In 1970, the year Lake graduated, Concordia occupied a 12-story office building in downtown Montreal without a quad, dorm, or barrier between the school and the city. So it is no surprise that Lake steps off the bluestone path in Silliman College and stands in the courtyard grass as he listens to the narration of tour guide Genevieve Staudt ’08.

“When I visited Harvard I thought, ‘Wow, this is a fabulous school,’” Lake said, recounting the first stop on his quest over 20 years ago. “I really missed out on something here.”

A Companion

Caroline is a freelance travel writer, and sometimes accompanies Lake on his college visits in order to see the cities and towns in a given region. She said she enjoys coming to places like Yale, and tolerates the seemingly-endless stream of academies, colleges, and universities Lake checks off his list nightly.

“I was very impressed with Caroline — that she has the patience and the tolerance to accompany him,” Staudt said. “I don’t know that I would have the patience for that. It’s quite a hobby.”

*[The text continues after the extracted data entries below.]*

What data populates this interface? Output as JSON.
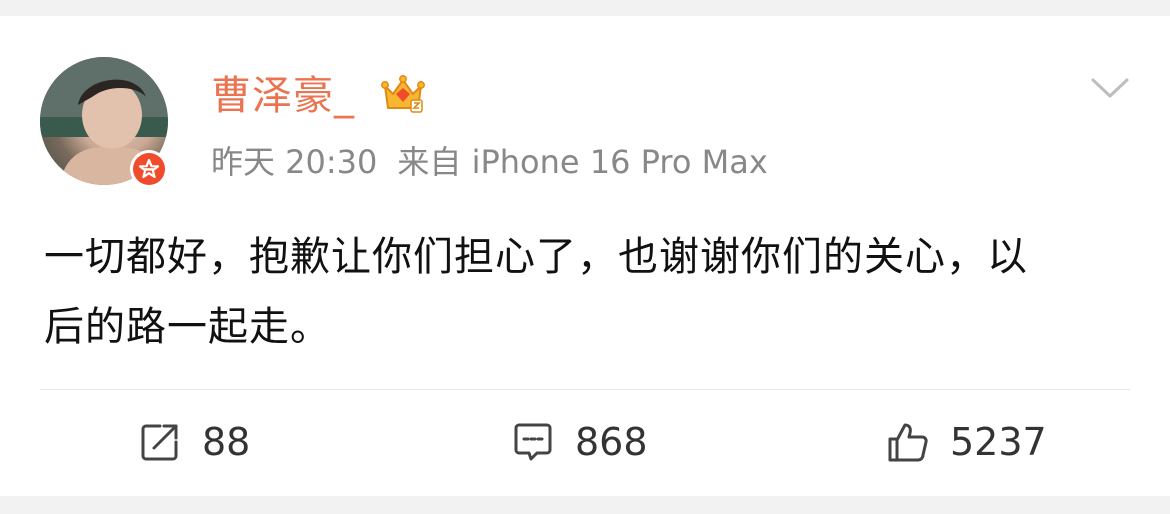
{
  "post": {
    "author": {
      "name": "曹泽豪_",
      "avatar_icon": "user-avatar",
      "verified_icon": "verified-badge-icon",
      "level_icon": "crown-icon"
    },
    "time": "昨天 20:30",
    "source": "来自 iPhone 16 Pro Max",
    "text": "一切都好，抱歉让你们担心了，也谢谢你们的关心，以后的路一起走。",
    "menu_icon": "chevron-down-icon"
  },
  "actions": {
    "repost": {
      "icon": "share-icon",
      "count": "88"
    },
    "comment": {
      "icon": "comment-icon",
      "count": "868"
    },
    "like": {
      "icon": "thumbs-up-icon",
      "count": "5237"
    }
  },
  "colors": {
    "username": "#eb7350",
    "meta": "#888888",
    "badge": "#f04c2c",
    "crown": "#f5a623"
  }
}
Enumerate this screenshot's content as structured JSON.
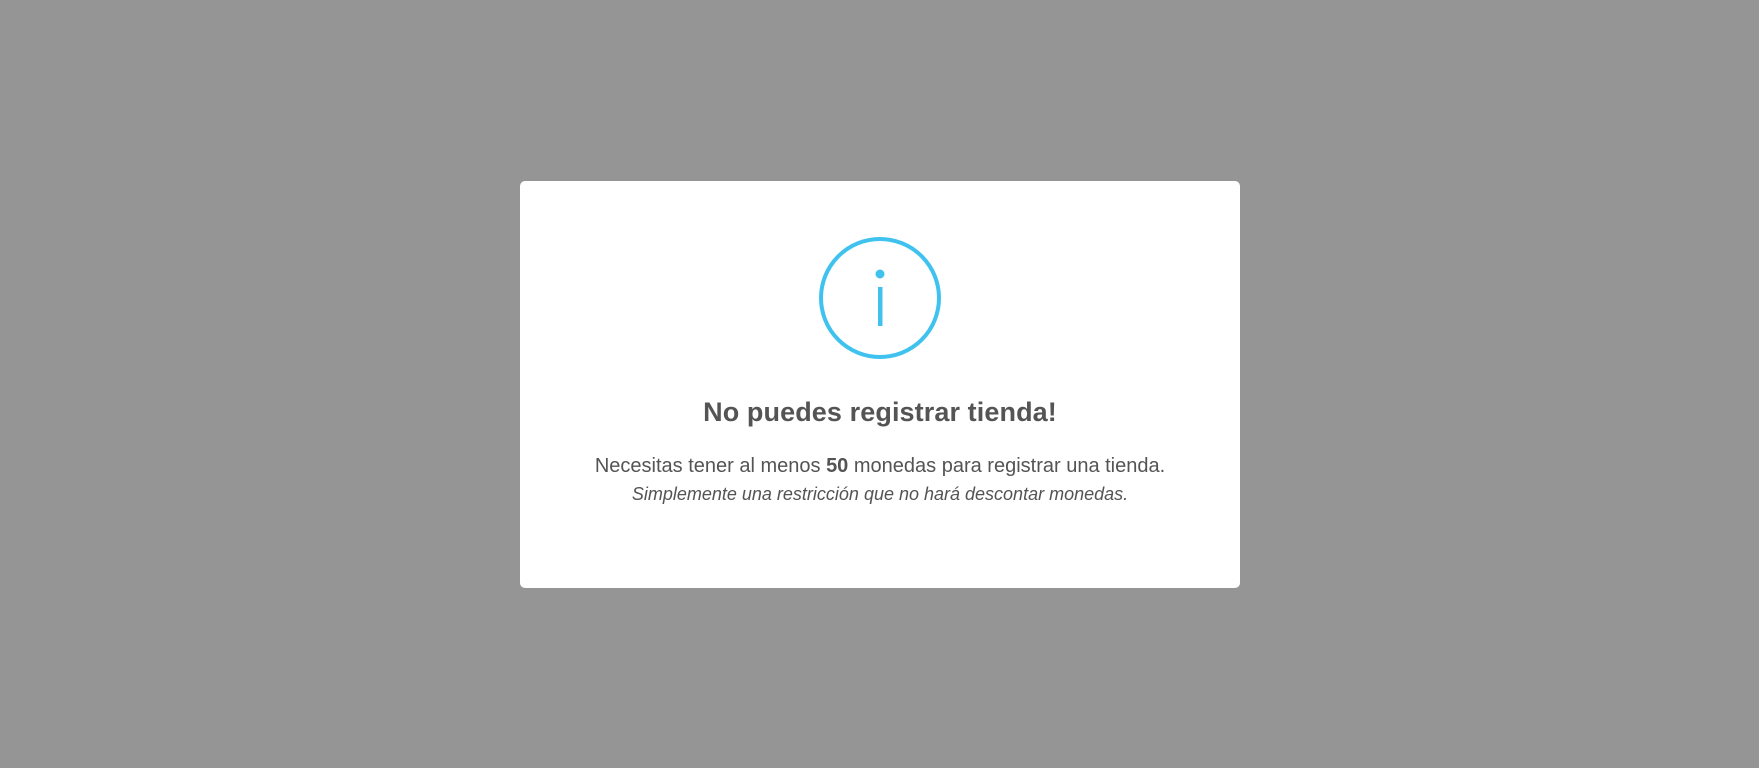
{
  "colors": {
    "backdrop": "#959595",
    "modal_bg": "#ffffff",
    "info_accent": "#3fc3ee",
    "text": "#545454"
  },
  "modal": {
    "icon": "info-icon",
    "icon_glyph": "i",
    "title": "No puedes registrar tienda!",
    "message_prefix": "Necesitas tener al menos ",
    "message_amount": "50",
    "message_suffix": " monedas para registrar una tienda.",
    "note": "Simplemente una restricción que no hará descontar monedas."
  }
}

Lake said he uses his public relations experience to get his wife’s work published in newspapers around the country, although this trip will be the first on which she writes about schools.

“He gets a real kick out of seeing [my columns] in print,” she said. “If you asked me what papers I was in, I wouldn’t know. I just enjoy the writing.”

The two knew each other for years before Lake finally worked up the courage to ask her out. At the time, they were both working at the Dunes Hotel & Casino — then a hot spot on the strip and now only notable for once occupying the same plot of land on which the Bellagio now stands.

The two have been married 23 years now, having just celebrated their anniversary on the 16th.

“The time went by really fast,” Lake said. “We’re still not tired of each other.”

That said, Lake understands that Caroline does not completely share his passion for academic institutions.

“We’re taking it easy in Rhode Island — only seven or eight schools,” he said. “Then we’re going over to Block Island for a few days. I’ve assured my wife that there are no universities on Block Island.”